Speaker: Dr. Didier Stainier, Max Planck Institutes for Heart and Lung Research

Host: Dr. Yantao Li

Abstract: Each human genome has been reported to contain approximately 100 loss-of-function (LoF) variants, with roughly 20 genes completely inactivated. Some of these completely inactivated genes are essential genes, and yet they are present in a homozygous state in apparently healthy individuals. This totally unexpected lack of phenotype has also been observed in commonly studied model organisms including yeast, flies, worms, plants, fish, and mice. Various hypotheses have been proposed to explain these findings including Genetic Compensation (GC). GC manifests itself as altered gene/protein expression, or function, which leads to a wild-type-like phenotype in homozygous mutant or heterozygous individuals who would be predicted to exhibit clear defects (reviewed by El-Brolosy and Stainier, PLoS Genetics, 2017).

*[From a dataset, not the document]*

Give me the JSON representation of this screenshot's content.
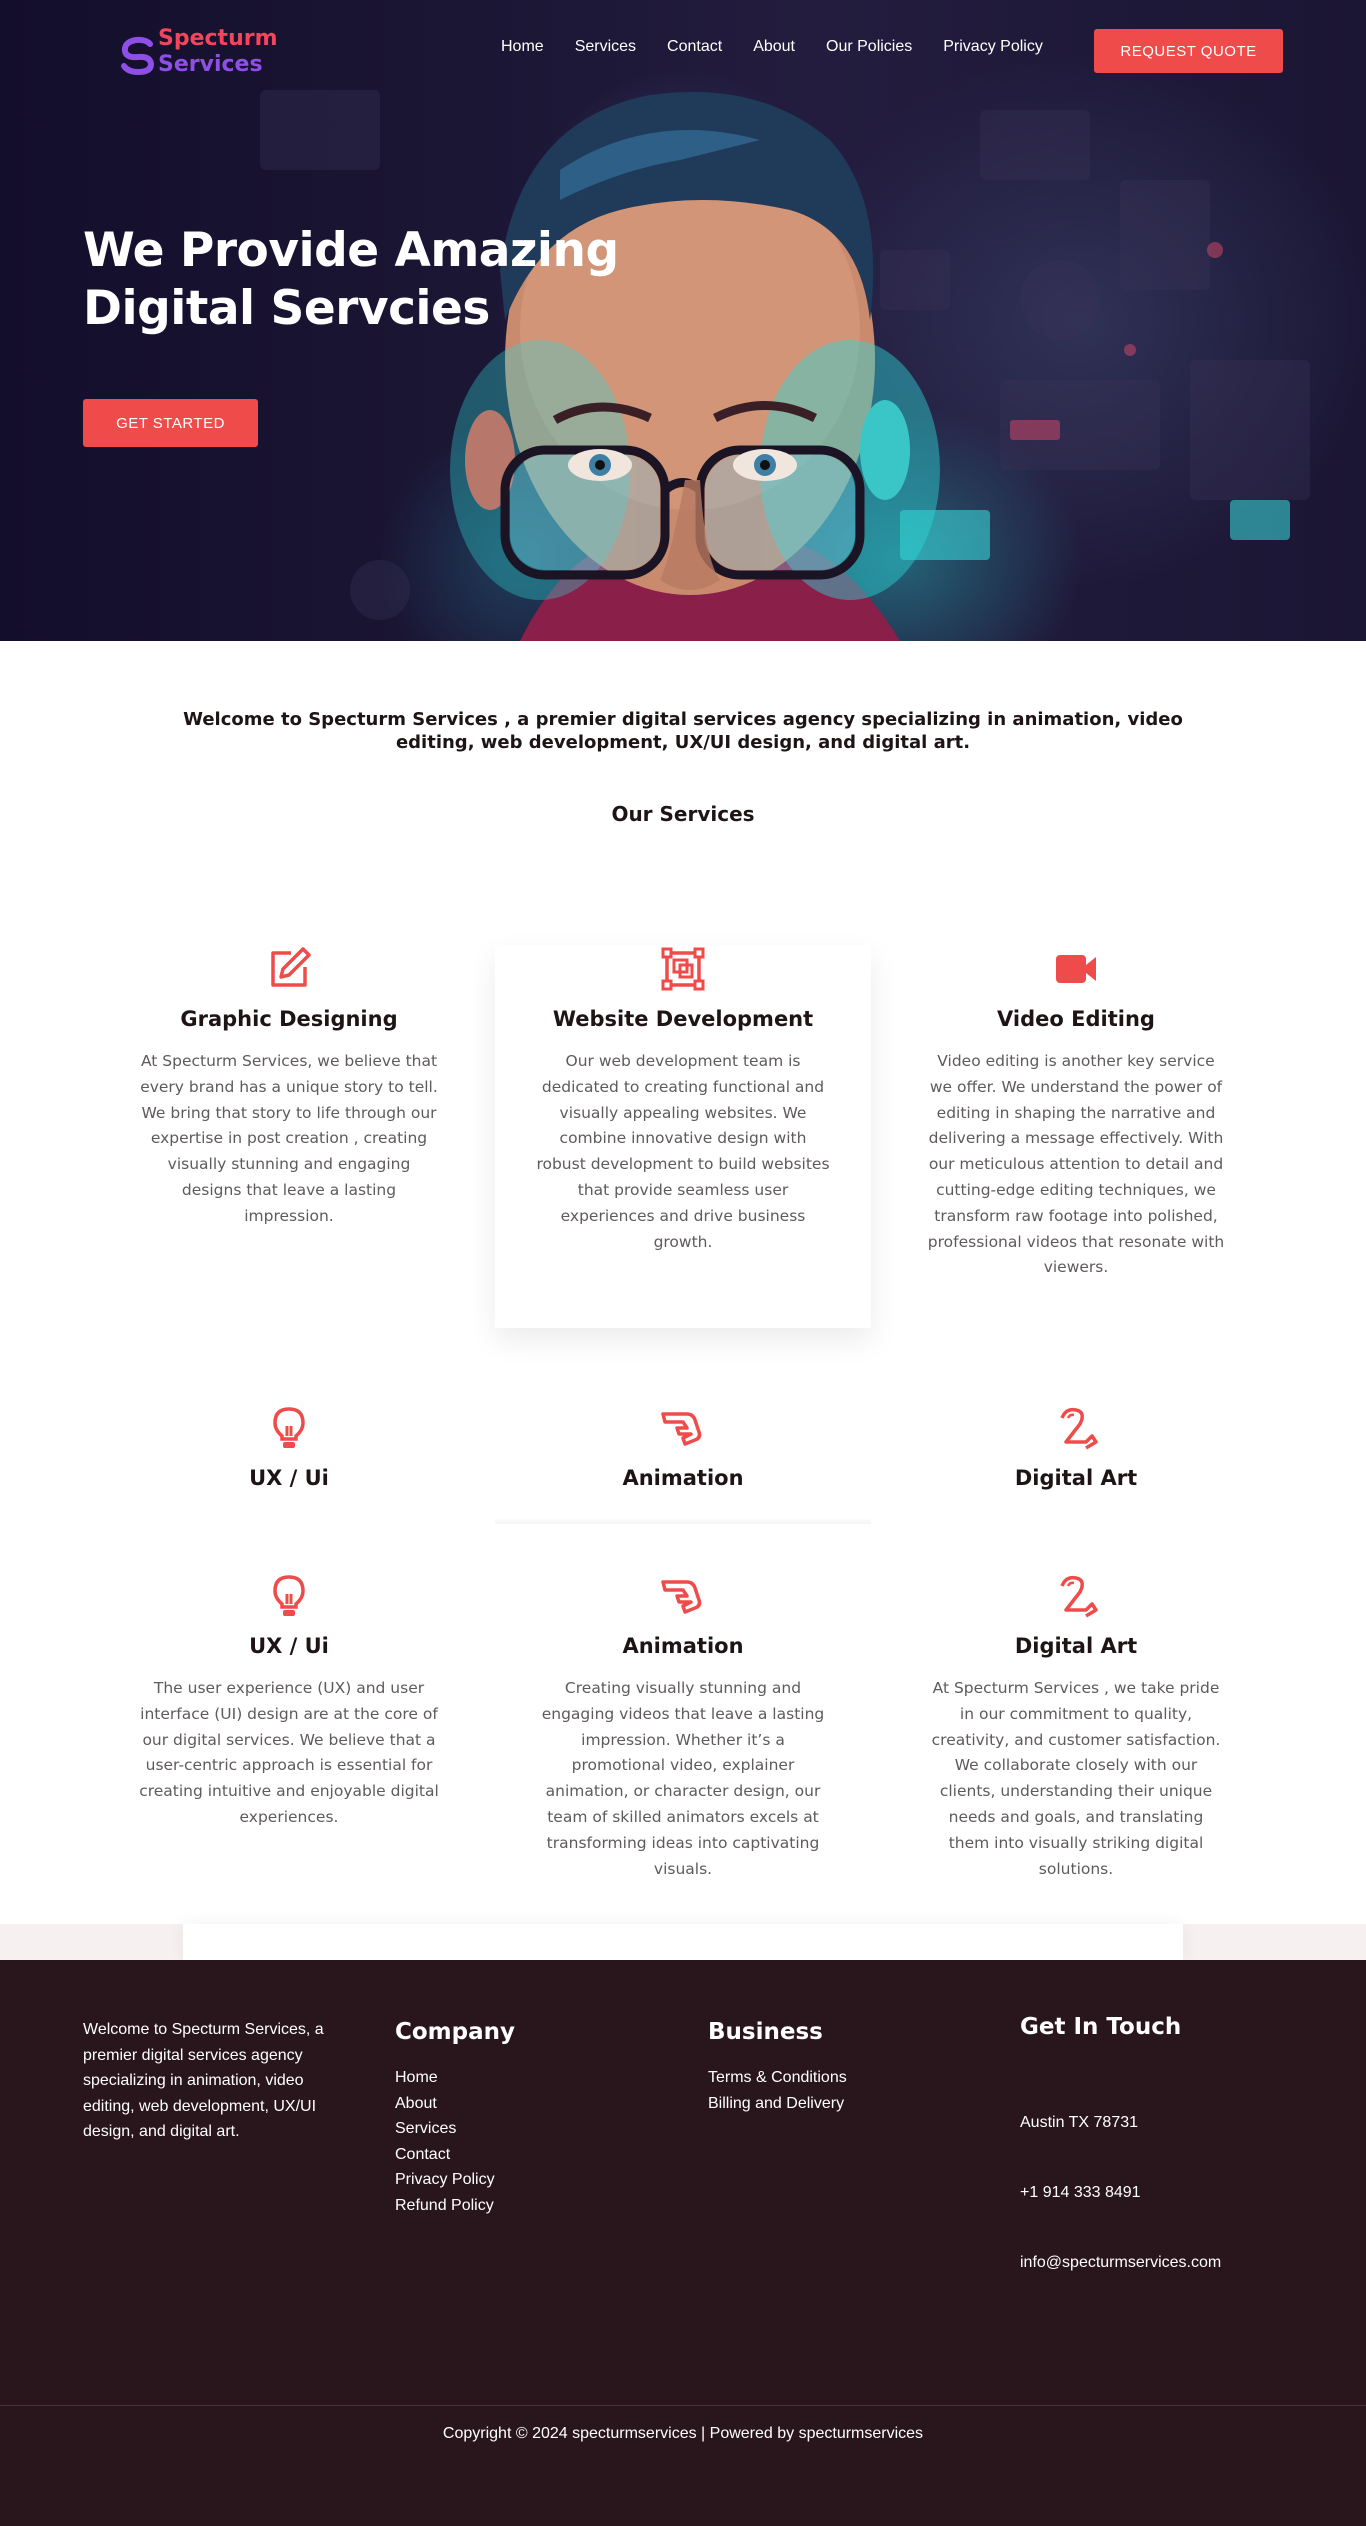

Traditionally, GC has been thought to involve protein feedback loops such that if one component of a regulatory pathway is deficient, a compensatory rewiring within a network or the activation of a functionally redundant gene occurs. However, not every major regulatory network has evolved to incorporate such complex features. Another mechanism of GC is the newly identified process of Transcriptional Adaptation (TA): some deleterious mutations, but not all, trigger the transcriptional modulation of so-called adapting genes. In some cases, e.g., when one (or more) of the upregulated adapting genes is functionally redundant with the mutated gene, this process compensates for the loss of the mutated gene’s product. Notably, unlike other mechanisms underlying genetic robustness, TA is not triggered by the loss of protein function. This unexpected observation has prompted studies into the machinery of TA and the contexts in which it functions. 

We discovered TA while trying to understand the phenotypic differences between knockout (mutant) and knockdown (antisense treated) zebrafish embryos (Rossi et al., Nature, 2015). Further studies identified additional examples of TA in zebrafish as well as examples in mouse and human cell lines. By generating and analyzing several mutant alleles for these genes, including non-transcribing alleles, we found that mutant mRNA degradation is required to trigger TA (El-Brolosy et al., Nature, 2019). Based on these and other data, we hypothesize that all mutations that cause mutant mRNA degradation can trigger TA. We have also observed TA in C. elegans, and through a targeted RNAi screen followed by genetic analysis, found a role for small RNA biogenesis in this process (Serobyan et al., eLife, 2020). This presentation will also go over our unpublished data on TA including the transgenerational inheritance of this process.